Holap, em bueno, ahora, este fic, es propiedad exclusivamente mía, (está registrado, por si), se los comparto como un desvarío de mi mente. Espero que les guste tanto como a mi me gustó el concepto, gracias a los posibles lectores; un inmenso gracias. 

Por cierto, el título está basado en un vals de Eugen Doga, bajo el mismo título "Mi dulce y Tierna Bestia". Me basé ligeramente en el cuento la Cenicienta... 

¡Gracias otra vez! Ojalá que lo disfruten, sean bienvenidos/as. 

Notas del capitulo:

Hola que tal, sean bienvenidos/as, a disfrutar mi primer trabajo original, bueno, al menos el primero que subo aquí... em, espero que les guste, comenten, critíquen, disgustense, etc., y agradezco de antemano su visita. Como menciona el título, esto es solo un preludio, o la cara antes del relato mismo, no sé qué ritmo de subida tomar, porque soy terriblemente inconstante, pero mientras, disfrútenlo.

 

Los oboes resonaban con su máximo ruido por todo el palacio, de dramático y exagerado ornamento; cornos dorados que reflejaban las luces sepias de velas encaramadas en los candelabros áureos que daban una apariencia de islotes flotantes; telas traslúcidas bajando graciosamente por los pilares, y la peste nauseabunda resultado de centenares de perfumes caros y baratos entremezclándose con el olor propio de cada ente que se mecía al compás de un viejo vals; de un rezagado clavicordio y violines sentimentales. La gente bebía, bailaba, tocaba…, embotando con todo aquello cada sentido hasta la inconciencia.

Era un carnaval de máscaras.  En plena Venecia. En plena media noche, bajo el velo místico de la luna llena. Y en pleno palacio gubernamental.
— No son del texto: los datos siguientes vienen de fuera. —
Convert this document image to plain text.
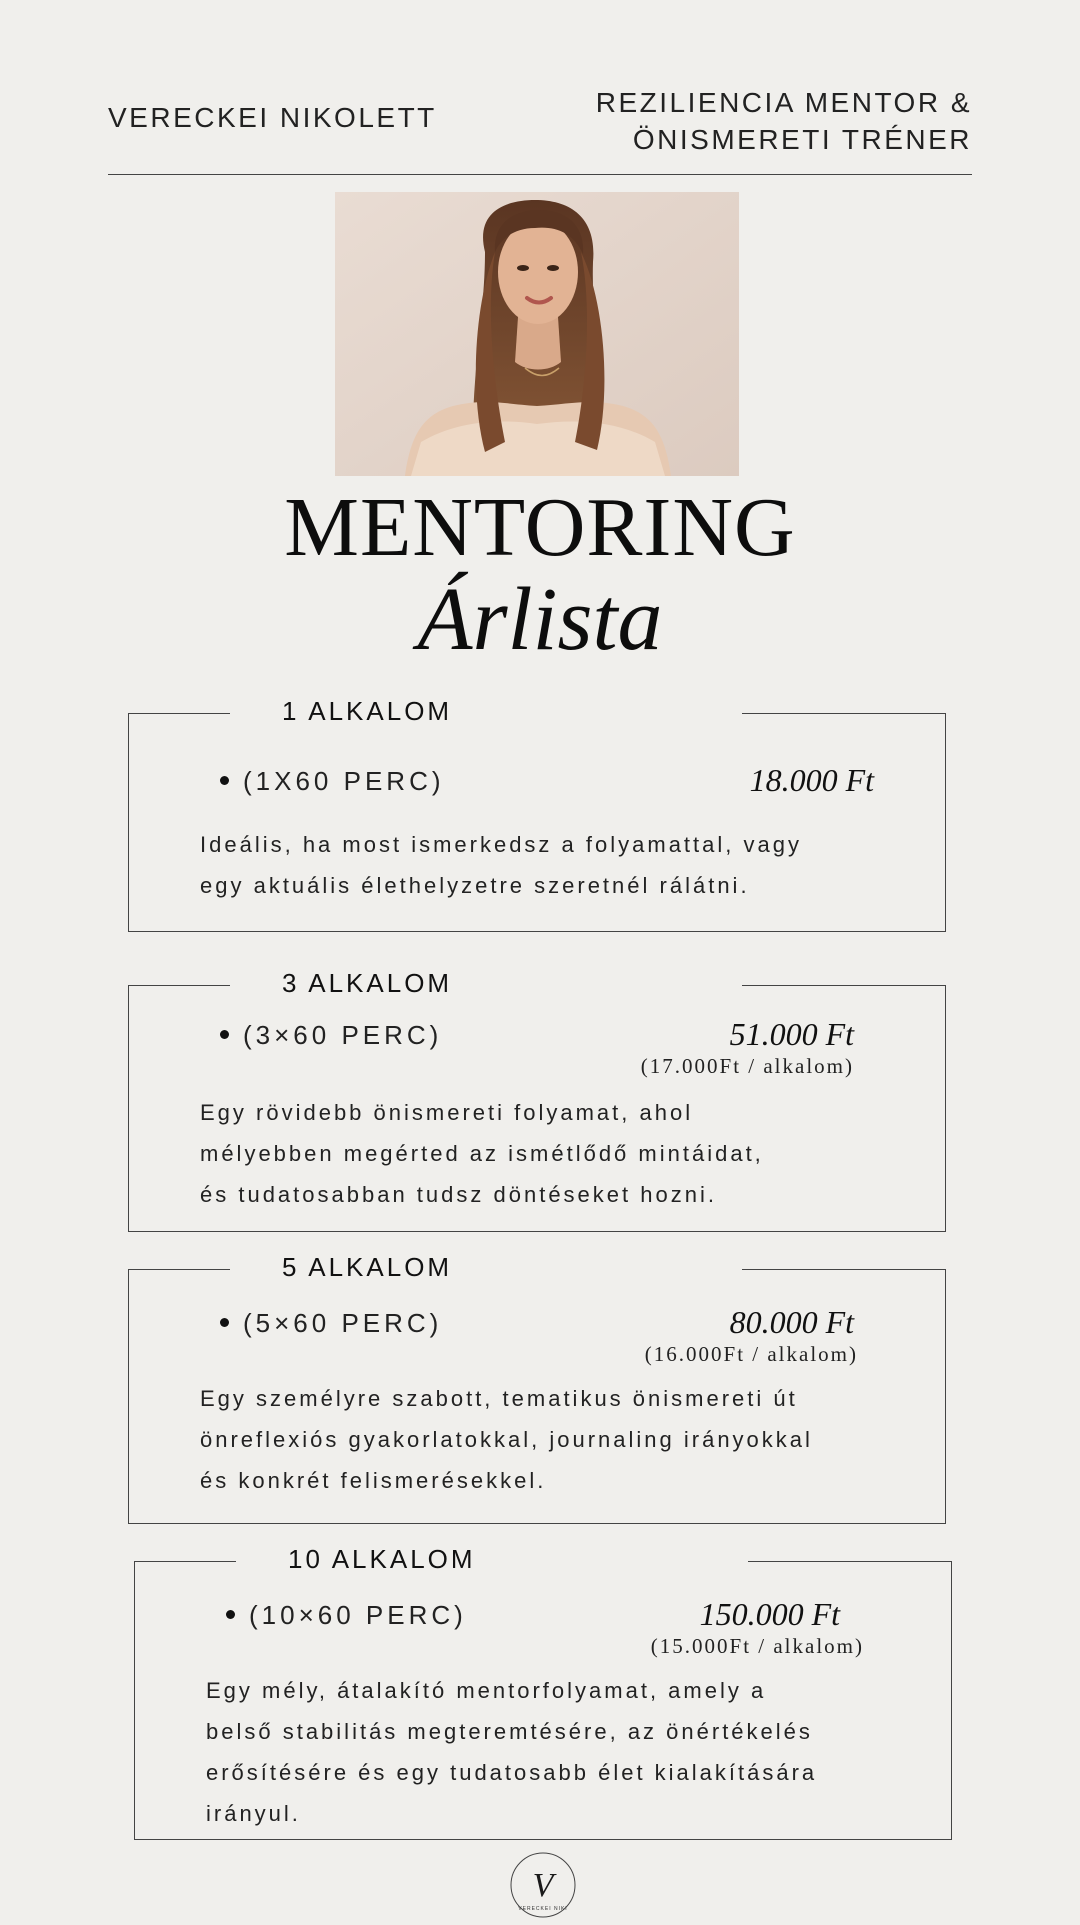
VERECKEI NIKOLETT	REZILIENCIA MENTOR &
ÖNISMERETI TRÉNER
MENTORING
Árlista
1 ALKALOM
(1X60 PERC)	18.000 Ft
Ideális, ha most ismerkedsz a folyamattal, vagy
egy aktuális élethelyzetre szeretnél rálátni.
3 ALKALOM
(3×60 PERC)	51.000 Ft
(17.000Ft / alkalom)
Egy rövidebb önismereti folyamat, ahol
mélyebben megérted az ismétlődő mintáidat,
és tudatosabban tudsz döntéseket hozni.
5 ALKALOM
(5×60 PERC)	80.000 Ft
(16.000Ft / alkalom)
Egy személyre szabott, tematikus önismereti út
önreflexiós gyakorlatokkal, journaling irányokkal
és konkrét felismerésekkel.
10 ALKALOM
(10×60 PERC)	150.000 Ft
(15.000Ft / alkalom)
Egy mély, átalakító mentorfolyamat, amely a
belső stabilitás megteremtésére, az önértékelés
erősítésére és egy tudatosabb élet kialakítására
irányul.
V
VERECKEI NIKI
Dentro de este, la muchedumbre multicolor bailoteaba sobreexcitada; el lugar era la metáfora de un furioso mar atardecido.

A las bajas horas de la noche, la gente acudía a los cuartos de baja iluminación ubicados en las plantas altas del palacio para desatarse, había momentos en que la pista no podría albergar ni un polvo más; en otros tantos, el cuerpo de la gigantesca nada bailoteaba con libertad. No obstante, de entre todas las personas que se contoneaban; de aquellos que con modos vomitivos ingerían banquetes y bebidas, había un hombre, de entre toda la sala, que ni bailaba ni bebía, y parecía encerrar egoístamente su completa existencia dentro de sí, alcanzando a resaltar a la vez por su silencio: de negra y delgada silueta, lacia como cada cabello que caía sobre sus hombros vestidos de noche, portando la negra máscara con fisonomía de cuervo, que le hacía pasar por un médico della peste.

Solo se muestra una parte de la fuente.